P.S.: Oh - I'm just thinking, I recently read a blog on the CLASS function, to categorize the dataset into buckets - couldn't I use that to identify the emps in, e.g.., the first (smallest) 30d-bucket?

I don't know whether that would make what I'm aiming at any easier ...

Gysbert_Wassenaar

Maybe this blog post gives you some ideas: www.qlikfix.com/2010/10/08/decile-analysis/

"How many % of emps are with us for a time shorter than X days?"

That sounds more like count({<TimeWithUs={'<$(vNoOfDays)'}>} distinct EmployeeID)/count(total distinct EmployeeID). You would need to have a field TimeWithUs field. But you should be able to calculate that in the script if you don't have such a field already.
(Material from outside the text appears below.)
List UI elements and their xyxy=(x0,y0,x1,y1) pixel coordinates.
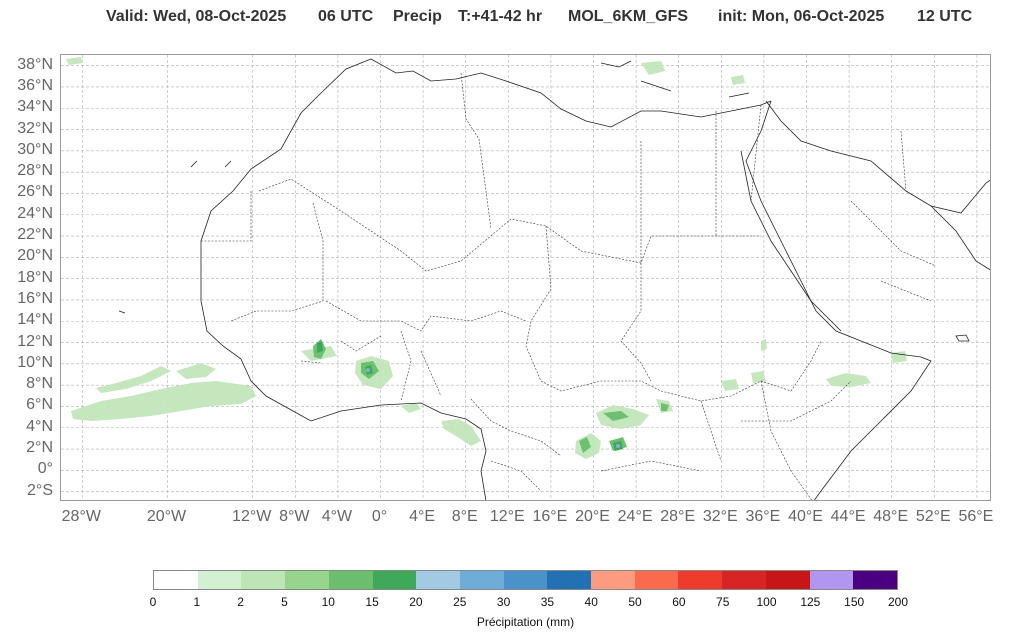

talk is cheap, supply exceeds demand
datanibbler
Champion
Champion
Author

Perfect!

Thanks a lot!

Once again, the solution is actually something I should have known about, there is nothing extraordinary about it - I just didn't think of it because I thought the solution must be a more complicated one 😉

That has always been a problem of mine - I can usually think out complicated solutions, but once I start down that road, I often miss alternative easy ones 😉

Thanks!

Best regards,

DataNibbler

Not applicable

Maybe I'm just reading this the wrong way, but the way I'm looking at this, it won't give you the information you want.  The original post says each employee is assigned a tenor based on the time between hire date and either when he quit, or now, whichever is lower.  So, if the company hired 30 people last week, the tenor of those employees would be only one week.  They could be very happy and productive and be looking forward to next week's work, but in this quartile framework they would be grouped in with people who quit immediately for whatever reason.  Perhaps there is not enough employment transition that it matters here, but for a large organization, it could seriously impact the interpretation of the data.